Talend Open Studio for Data Integration is licensed under the GPL and available for free download at www.talend.com. For larger data integration projects, organizations can tap fee-based enterprise editions of Talend’s integration and data management tools that include additional features aimed at supporting developer teams. Talend has announced plans to follow the 5.0 editions of its open-source tools with updated enterprise editions by the end of the year.
Talend Open Studio in the Lab
I did most of my testing with the Talend Open Studio 5.0 RC3 on the 64-bit edition of Fedora 16. My test machines were equipped with 3GB and 4GB of RAM-I don’t recommend using any less, as TOS consumes a good deal of of memory.
On my Linux systems, I encountered a problem starting up TOS-the product requires Xulrunner from the Mozilla project, but the 2.0 version of Xulrunner that ships with Fedora wasn’t working. Mozilla offers 32-bit Xulrunner runtimes, but not 64 bit, so I compiled a 64-bit version of Xulrunner 1.9.x and specified the path to the runtime in my TOS_DI-linux-gtk-x86_64.ini file.
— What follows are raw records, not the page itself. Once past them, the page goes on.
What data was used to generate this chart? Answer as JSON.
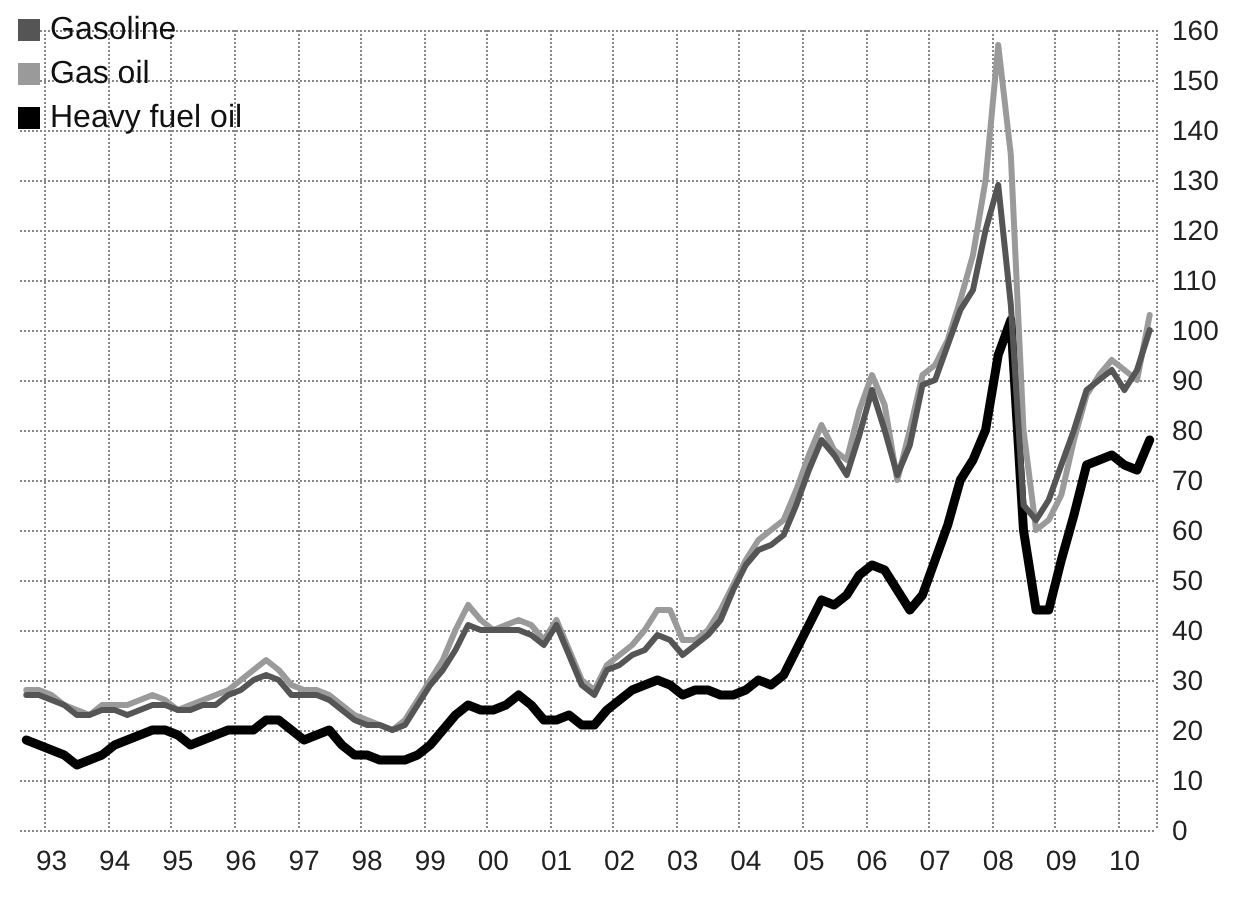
{
  "chart_data": {
    "type": "line",
    "legend": "top left",
    "grid": true,
    "marker": "none",
    "categories": [
      null,
      null,
      "93",
      null,
      null,
      null,
      null,
      "94",
      null,
      null,
      null,
      null,
      "95",
      null,
      null,
      null,
      null,
      "96",
      null,
      null,
      null,
      null,
      "97",
      null,
      null,
      null,
      null,
      "98",
      null,
      null,
      null,
      null,
      "99",
      null,
      null,
      null,
      null,
      "00",
      null,
      null,
      null,
      null,
      "01",
      null,
      null,
      null,
      null,
      "02",
      null,
      null,
      null,
      null,
      "03",
      null,
      null,
      null,
      null,
      "04",
      null,
      null,
      null,
      null,
      "05",
      null,
      null,
      null,
      null,
      "06",
      null,
      null,
      null,
      null,
      "07",
      null,
      null,
      null,
      null,
      "08",
      null,
      null,
      null,
      null,
      "09",
      null,
      null,
      null,
      null,
      "10",
      null,
      null
    ],
    "ylim": [
      0,
      160
    ],
    "yticks": [
      0,
      10,
      20,
      30,
      40,
      50,
      60,
      70,
      80,
      90,
      100,
      110,
      120,
      130,
      140,
      150,
      160
    ],
    "series": [
      {
        "name": "Gasoline",
        "color": "#555555",
        "values": [
          27,
          27,
          26,
          25,
          23,
          23,
          24,
          24,
          23,
          24,
          25,
          25,
          24,
          24,
          25,
          25,
          27,
          28,
          30,
          31,
          30,
          27,
          27,
          27,
          26,
          24,
          22,
          21,
          21,
          20,
          21,
          25,
          29,
          32,
          36,
          41,
          40,
          40,
          40,
          40,
          39,
          37,
          41,
          35,
          29,
          27,
          32,
          33,
          35,
          36,
          39,
          38,
          35,
          37,
          39,
          42,
          48,
          53,
          56,
          57,
          59,
          65,
          72,
          78,
          75,
          71,
          79,
          88,
          80,
          71,
          77,
          89,
          90,
          97,
          104,
          108,
          120,
          129,
          105,
          65,
          62,
          66,
          73,
          80,
          88,
          90,
          92,
          88,
          92,
          100
        ]
      },
      {
        "name": "Gas oil",
        "color": "#9a9a9a",
        "values": [
          28,
          28,
          27,
          25,
          24,
          23,
          25,
          25,
          25,
          26,
          27,
          26,
          24,
          25,
          26,
          27,
          28,
          30,
          32,
          34,
          32,
          29,
          28,
          28,
          27,
          25,
          23,
          22,
          21,
          20,
          22,
          26,
          30,
          34,
          40,
          45,
          42,
          40,
          41,
          42,
          41,
          38,
          42,
          36,
          30,
          28,
          33,
          35,
          37,
          40,
          44,
          44,
          38,
          38,
          40,
          44,
          49,
          54,
          58,
          60,
          62,
          68,
          75,
          81,
          76,
          74,
          84,
          91,
          85,
          70,
          80,
          91,
          93,
          98,
          106,
          115,
          130,
          157,
          135,
          80,
          60,
          62,
          67,
          78,
          87,
          91,
          94,
          92,
          90,
          103
        ]
      },
      {
        "name": "Heavy fuel oil",
        "color": "#000000",
        "values": [
          18,
          17,
          16,
          15,
          13,
          14,
          15,
          17,
          18,
          19,
          20,
          20,
          19,
          17,
          18,
          19,
          20,
          20,
          20,
          22,
          22,
          20,
          18,
          19,
          20,
          17,
          15,
          15,
          14,
          14,
          14,
          15,
          17,
          20,
          23,
          25,
          24,
          24,
          25,
          27,
          25,
          22,
          22,
          23,
          21,
          21,
          24,
          26,
          28,
          29,
          30,
          29,
          27,
          28,
          28,
          27,
          27,
          28,
          30,
          29,
          31,
          36,
          41,
          46,
          45,
          47,
          51,
          53,
          52,
          48,
          44,
          47,
          54,
          61,
          70,
          74,
          80,
          95,
          102,
          60,
          44,
          44,
          54,
          63,
          73,
          74,
          75,
          73,
          72,
          78
        ]
      }
    ]
  }
}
I installed and fired up TOS on a separate machine running the 64-bit edition of Windows 7 and encountered no such issues running the product.
I noticed that Talend has somewhat streamlined the initial startup process for the product. In previous versions, I’d had to create a repository and user account within which to build my projects. In version 5.0, the tool did away with the repository and user creation step, apparently taking care of this step automatically, behind the scenes.
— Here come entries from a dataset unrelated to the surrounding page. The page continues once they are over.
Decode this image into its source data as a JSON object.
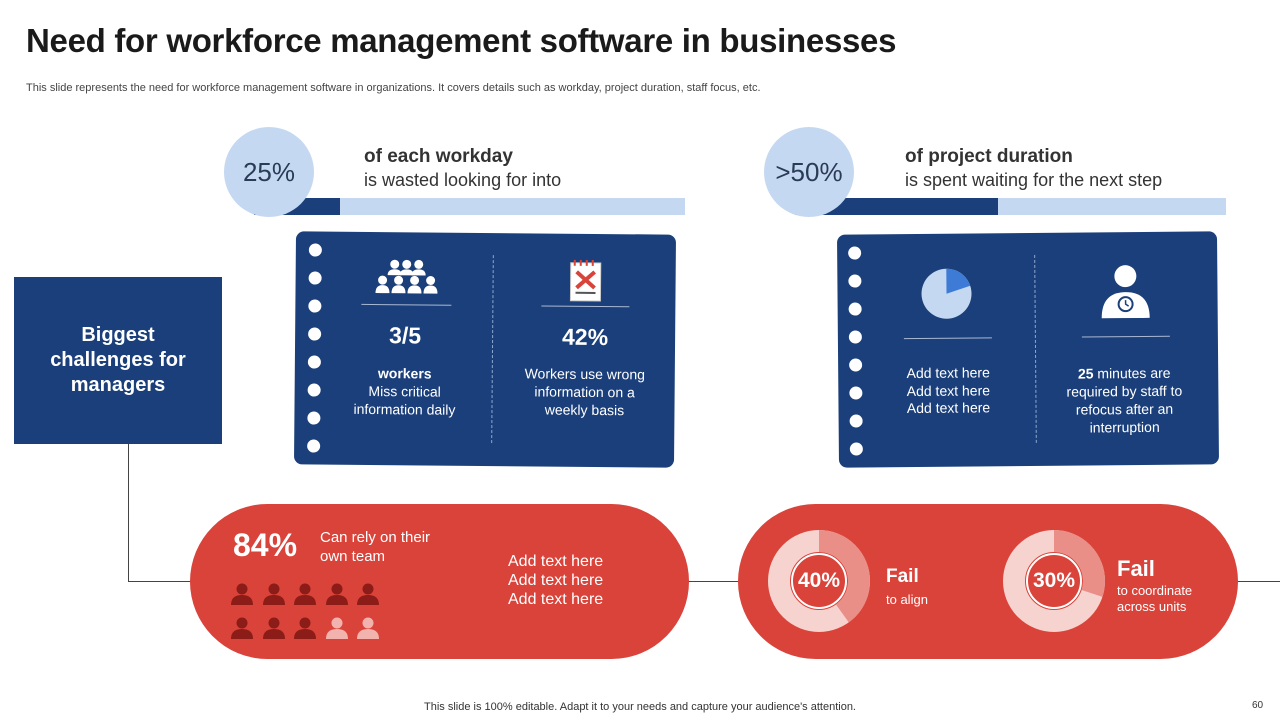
{
  "title": "Need for workforce management software in businesses",
  "subtitle": "This slide represents the need for workforce management software in organizations. It covers details such as workday, project duration, staff focus, etc.",
  "stats": [
    {
      "value": "25%",
      "heading": "of each workday",
      "sub": "is wasted looking for into",
      "fill_fraction": 0.2
    },
    {
      "value": ">50%",
      "heading": "of project duration",
      "sub": "is spent waiting for the next step",
      "fill_fraction": 0.47
    }
  ],
  "challenge_label": "Biggest challenges for managers",
  "panel_left": {
    "col1": {
      "value": "3/5",
      "bold": "workers",
      "text": "Miss critical information daily",
      "icon": "group-of-people-icon"
    },
    "col2": {
      "value": "42%",
      "text": "Workers use wrong information on a weekly basis",
      "icon": "crossed-document-icon"
    }
  },
  "panel_right": {
    "col1": {
      "lines": [
        "Add text here",
        "Add text here",
        "Add text here"
      ],
      "icon": "pie-chart-icon",
      "pie_fraction": 0.2
    },
    "col2": {
      "bold": "25",
      "text": " minutes are required by staff to refocus after an interruption",
      "icon": "person-refocus-icon"
    }
  },
  "pill_left": {
    "value": "84%",
    "caption": "Can rely on their own team",
    "lines": [
      "Add text here",
      "Add text here",
      "Add text here"
    ],
    "people_total": 10,
    "people_highlighted": 8
  },
  "pill_right": {
    "donuts": [
      {
        "value": "40%",
        "percent": 40,
        "heading": "Fail",
        "sub": "to align"
      },
      {
        "value": "30%",
        "percent": 30,
        "heading": "Fail",
        "sub": "to coordinate across units"
      }
    ]
  },
  "colors": {
    "navy": "#1b3f7a",
    "light_blue": "#c5d8f1",
    "red": "#d9433a",
    "dark_red": "#8b1c17",
    "pink": "#f2b3ae"
  },
  "footer": "This slide is 100% editable. Adapt it to your needs and capture your audience's attention.",
  "page_number": "60"
}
I was instead prompted to create an account on Talend’s Exchange, a community for sharing custom components among Talend users. TOS now includes a portal to the Exchange, which is also accessible through the Web, into the product’s main interface. I managed to find a useful component for posting updates to Twitter in the Exchange, but I had to visit the Website to download this component-possibly because the component was marked as supporting only 4.x versions of TOS.
For a TOS test case, I set out to automate the reposting of my public updates on Google+ to my Twitter stream, pairing Talend’s JSON data components with the Google+ API, and the Twitter posting component I mentioned above with my Twitter account. In between, I used a Talend tMap component to combine multiple elements from the Google+ stream into the single message for posting to Twitter.
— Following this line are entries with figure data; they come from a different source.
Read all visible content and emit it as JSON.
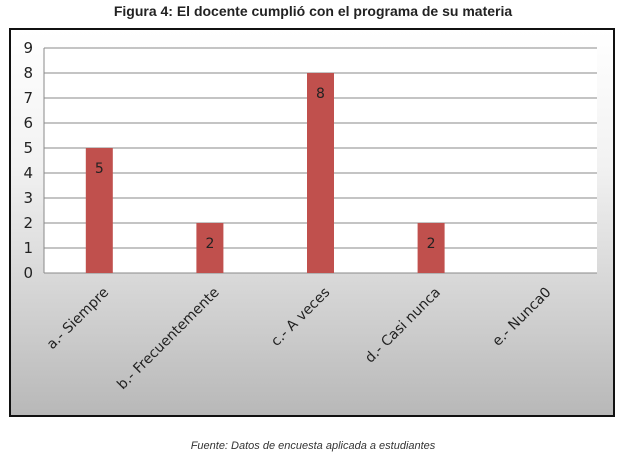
{
  "chart_data": {
    "type": "bar",
    "title": "Figura 4: El docente cumplió con el programa de su materia",
    "categories": [
      "a.- Siempre",
      "b.- Frecuentemente",
      "c.- A veces",
      "d.- Casi nunca",
      "e.- Nunca0"
    ],
    "values": [
      5,
      2,
      8,
      2,
      0
    ],
    "data_labels": [
      "5",
      "2",
      "8",
      "2",
      ""
    ],
    "ylim": [
      0,
      9
    ],
    "yticks": [
      "0",
      "1",
      "2",
      "3",
      "4",
      "5",
      "6",
      "7",
      "8",
      "9"
    ],
    "bar_color": "#c0504d",
    "grid": true
  },
  "source": "Fuente: Datos de encuesta aplicada a estudiantes"
}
I found it easy to drag data components from the tool’s palettes to a design canvas on which I created data integration jobs. The most challenging part of the process turned out to be parsing the JSON data from Google+, particularly when neighboring posts in my stream included different pieces of data. For instance, posts consisting of a single chunk of text lacked the URL and image attachments of shared story links.
One of the newer feature additions to Talend Open Studio is an XML mapping tool that helps users grab the data they want from an XML source, much like the tools for sussing out the structure of CSV or other delimited data types that the product has long included.
In future versions of Talend Open Studio, I’d like to see a similar tool aimed at JSON-formatted input. In recent years, JSON has been overtaking XML in many of the Web service APIs that I encounter, and a stronger set of tools around JSON would be a welcome addition to the product.
During my tests, I worked on my job at my home and office machines, and found that it was easy to export my in-progress job to an archive file and import it onto my active system. When the time comes to deploy my job, TOS makes it easy to wrap up the job code and any dependencies into a WAR file for deployment on a Java application server.